NOW, getting to the crux of the story, Sat. a.m. I was very dizzy. I had to get up twice and go out. I decided I'd not disturb those sitting around me and found this pew in the back of the church that was appr. 4' long and had the collection plates in it. I sat there with my eyes closed listening, nodding my head slightly if she said someting I agreed with, decided to shift positons and the whole pew moved and me and the collection tins flew to the floor (I only got my pride hurt). I looked up, I think that's a natural instince, and all eyes on that side of the church were on me. One of the girls I went with came and helped me, but I just wanted to laugh. I guess I was definitely "moved" by the service. And we had a blast with everyone teasing me about falling out of the church pew.

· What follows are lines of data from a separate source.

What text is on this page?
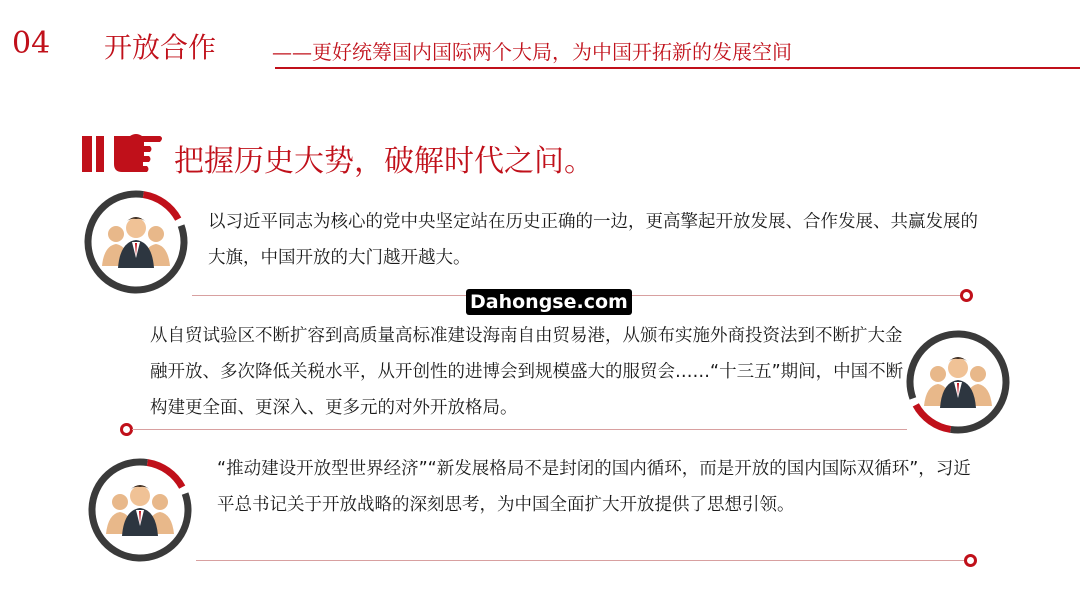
04 开放合作	——更好统筹国内国际两个大局，为中国开拓新的发展空间
把握历史大势，破解时代之问。
以习近平同志为核心的党中央坚定站在历史正确的一边，更高擎起开放发展、合作发展、共赢发展的大旗，中国开放的大门越开越大。
Dahongse.com
从自贸试验区不断扩容到高质量高标准建设海南自由贸易港，从颁布实施外商投资法到不断扩大金融开放、多次降低关税水平，从开创性的进博会到规模盛大的服贸会……“十三五”期间，中国不断构建更全面、更深入、更多元的对外开放格局。
“推动建设开放型世界经济”“新发展格局不是封闭的国内循环，而是开放的国内国际双循环”，习近平总书记关于开放战略的深刻思考，为中国全面扩大开放提供了思想引领。
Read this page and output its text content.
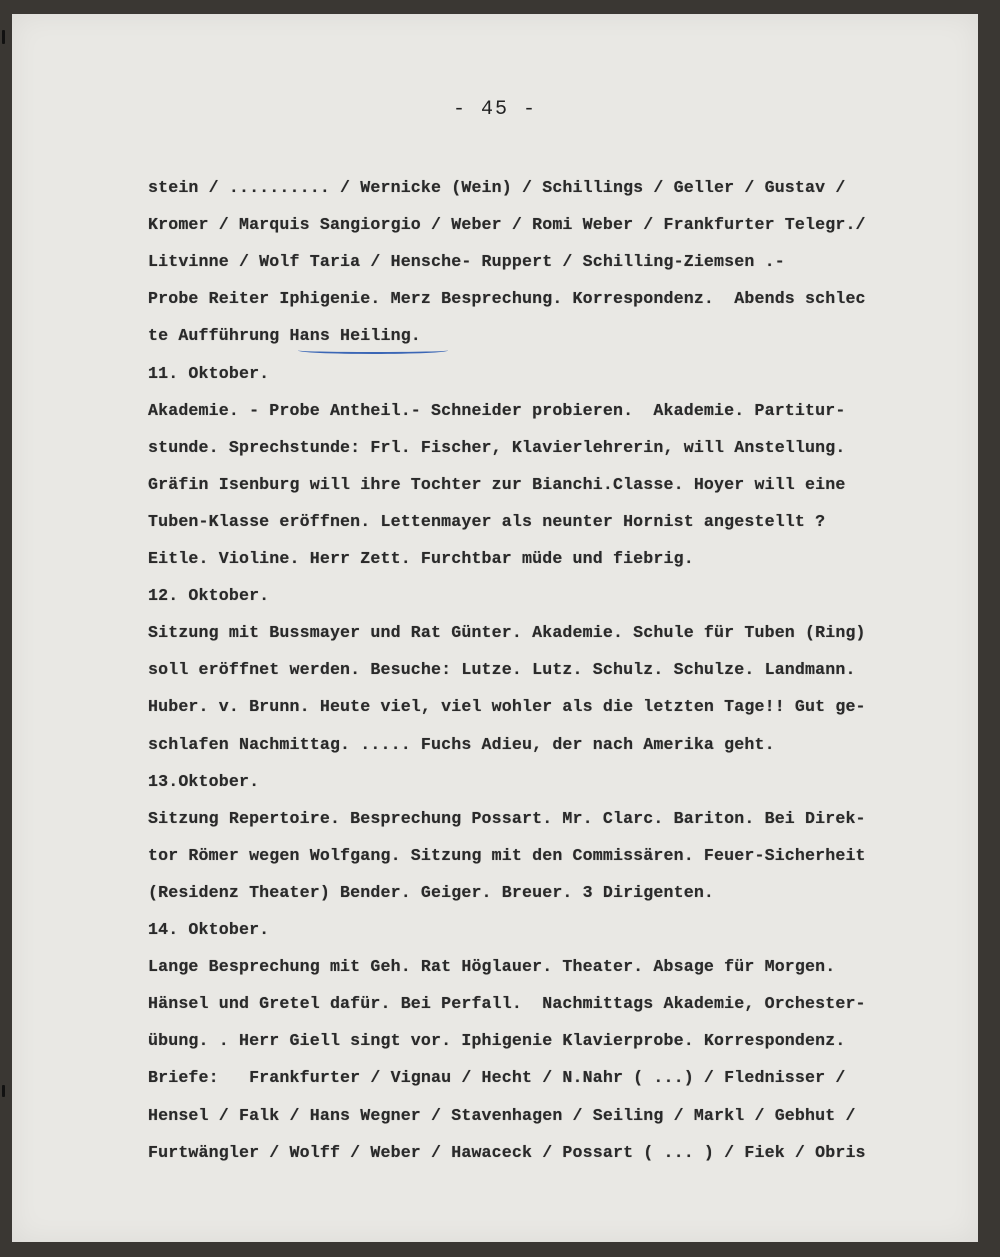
- 45 -
stein / .......... / Wernicke (Wein) / Schillings / Geller / Gustav /
Kromer / Marquis Sangiorgio / Weber / Romi Weber / Frankfurter Telegr./
Litvinne / Wolf Taria / Hensche- Ruppert / Schilling-Ziemsen .-
Probe Reiter Iphigenie. Merz Besprechung. Korrespondenz.  Abends schlec
te Aufführung Hans Heiling.
11. Oktober.
Akademie. - Probe Antheil.- Schneider probieren.  Akademie. Partitur-
stunde. Sprechstunde: Frl. Fischer, Klavierlehrerin, will Anstellung.
Gräfin Isenburg will ihre Tochter zur Bianchi.Classe. Hoyer will eine
Tuben-Klasse eröffnen. Lettenmayer als neunter Hornist angestellt ?
Eitle. Violine. Herr Zett. Furchtbar müde und fiebrig.
12. Oktober.
Sitzung mit Bussmayer und Rat Günter. Akademie. Schule für Tuben (Ring)
soll eröffnet werden. Besuche: Lutze. Lutz. Schulz. Schulze. Landmann.
Huber. v. Brunn. Heute viel, viel wohler als die letzten Tage!! Gut ge-
schlafen Nachmittag. ..... Fuchs Adieu, der nach Amerika geht.
13.Oktober.
Sitzung Repertoire. Besprechung Possart. Mr. Clarc. Bariton. Bei Direk-
tor Römer wegen Wolfgang. Sitzung mit den Commissären. Feuer-Sicherheit
(Residenz Theater) Bender. Geiger. Breuer. 3 Dirigenten.
14. Oktober.
Lange Besprechung mit Geh. Rat Höglauer. Theater. Absage für Morgen.
Hänsel und Gretel dafür. Bei Perfall.  Nachmittags Akademie, Orchester-
übung. . Herr Giell singt vor. Iphigenie Klavierprobe. Korrespondenz.
Briefe:   Frankfurter / Vignau / Hecht / N.Nahr ( ...) / Flednisser /
Hensel / Falk / Hans Wegner / Stavenhagen / Seiling / Markl / Gebhut /
Furtwängler / Wolff / Weber / Hawaceck / Possart ( ... ) / Fiek / Obris
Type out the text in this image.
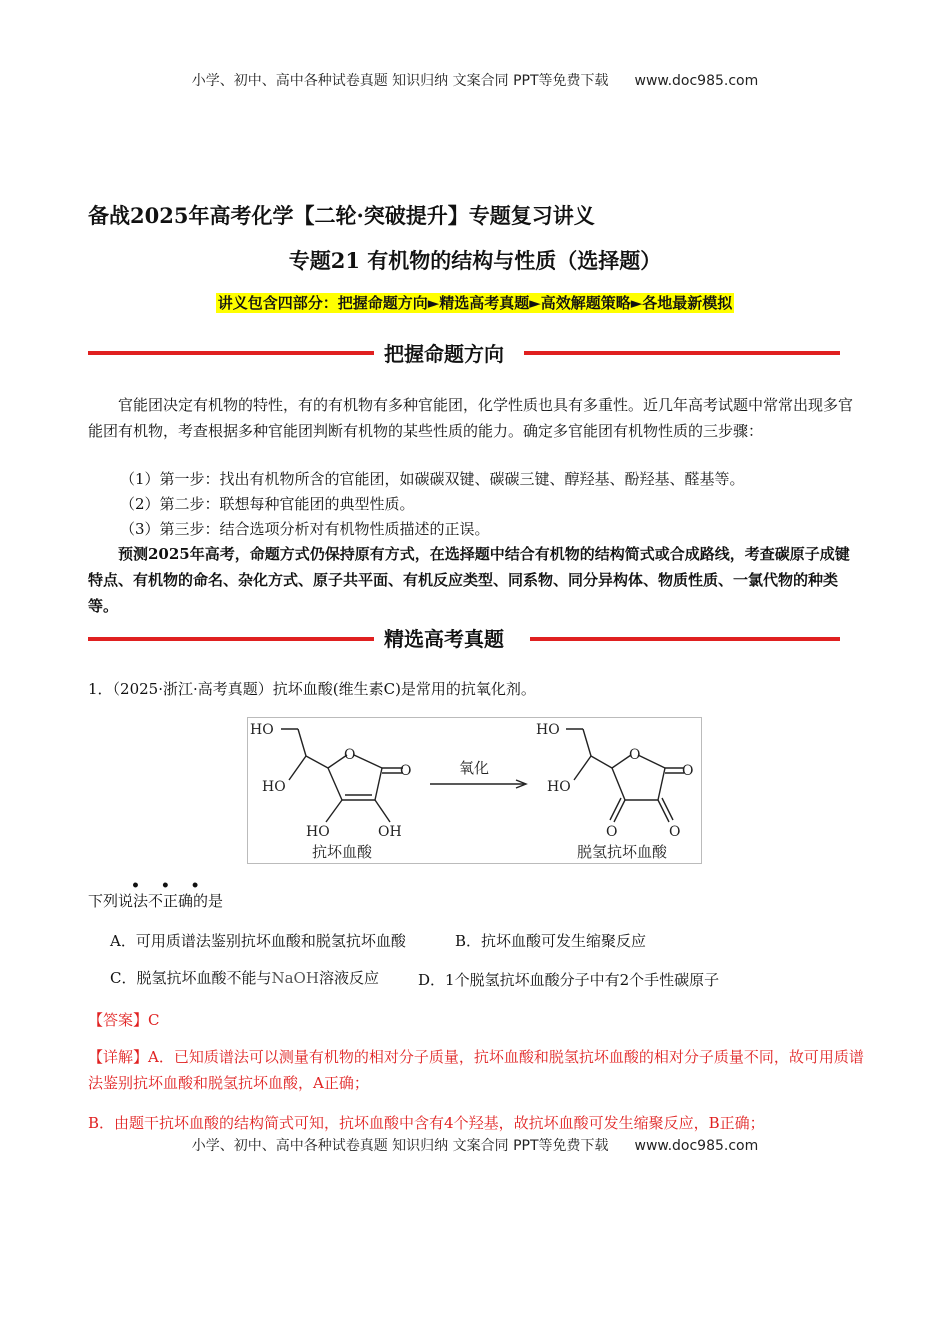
小学、初中、高中各种试卷真题 知识归纳 文案合同 PPT等免费下载 www.doc985.com
备战2025年高考化学【二轮·突破提升】专题复习讲义
专题21 有机物的结构与性质（选择题）
讲义包含四部分：把握命题方向►精选高考真题►高效解题策略►各地最新模拟
把握命题方向
官能团决定有机物的特性，有的有机物有多种官能团，化学性质也具有多重性。近几年高考试题中常常出现多官能团有机物，考查根据多种官能团判断有机物的某些性质的能力。确定多官能团有机物性质的三步骤：
（1）第一步：找出有机物所含的官能团，如碳碳双键、碳碳三键、醇羟基、酚羟基、醛基等。
（2）第二步：联想每种官能团的典型性质。
（3）第三步：结合选项分析对有机物性质描述的正误。
预测2025年高考，命题方式仍保持原有方式，在选择题中结合有机物的结构简式或合成路线，考查碳原子成键特点、有机物的命名、杂化方式、原子共平面、有机反应类型、同系物、同分异构体、物质性质、一氯代物的种类等。
精选高考真题
1．（2025·浙江·高考真题）抗坏血酸(维生素C)是常用的抗氧化剂。
HO
HO
O
O
HO	OH
氧化
HO
HO
O
O
O	O
抗坏血酸	脱氢抗坏血酸
• • •
下列说法不正确的是
A．可用质谱法鉴别抗坏血酸和脱氢抗坏血酸	B．抗坏血酸可发生缩聚反应
C．脱氢抗坏血酸不能与NaOH溶液反应	D．1个脱氢抗坏血酸分子中有2个手性碳原子
【答案】C
【详解】A．已知质谱法可以测量有机物的相对分子质量，抗坏血酸和脱氢抗坏血酸的相对分子质量不同，故可用质谱法鉴别抗坏血酸和脱氢抗坏血酸，A正确；
B．由题干抗坏血酸的结构简式可知，抗坏血酸中含有4个羟基，故抗坏血酸可发生缩聚反应，B正确；
小学、初中、高中各种试卷真题 知识归纳 文案合同 PPT等免费下载 www.doc985.com
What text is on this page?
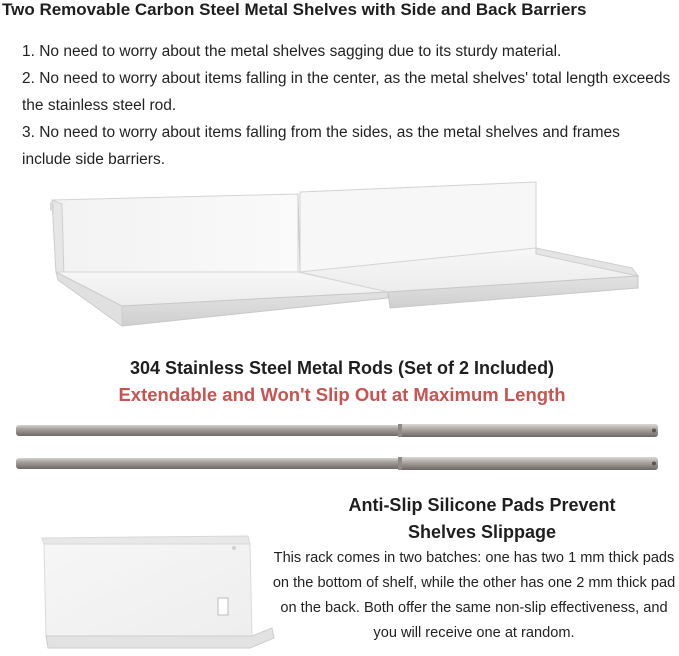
Two Removable Carbon Steel Metal Shelves with Side and Back Barriers

1. No need to worry about the metal shelves sagging due to its sturdy material.

2. No need to worry about items falling in the center, as the metal shelves' total length exceeds the stainless steel rod.

3. No need to worry about items falling from the sides, as the metal shelves and frames include side barriers.

304 Stainless Steel Metal Rods (Set of 2 Included)
Extendable and Won't Slip Out at Maximum Length
Anti-Slip Silicone Pads Prevent
Shelves Slippage
This rack comes in two batches: one has two 1 mm thick pads on the bottom of shelf, while the other has one 2 mm thick pad on the back. Both offer the same non-slip effectiveness, and you will receive one at random.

Now that doesn't make for the success story, the success story is that I, despite my dizzy, went with a group (10) of understanding/accommodating friends on a three day outing and had fun. Lots o' fun. I made myself go, despite saying the whole time, I just need to stay home, I don't want t ogo, I'm dizzy, I can't go, I won't have fun, I will just have to stay in the hotel room, I'll drag them down, they won't have fun if I go, etc. And I dispelled all those negative thoughts. This is the thrid time I've done this in the recent past and it gets easier every time.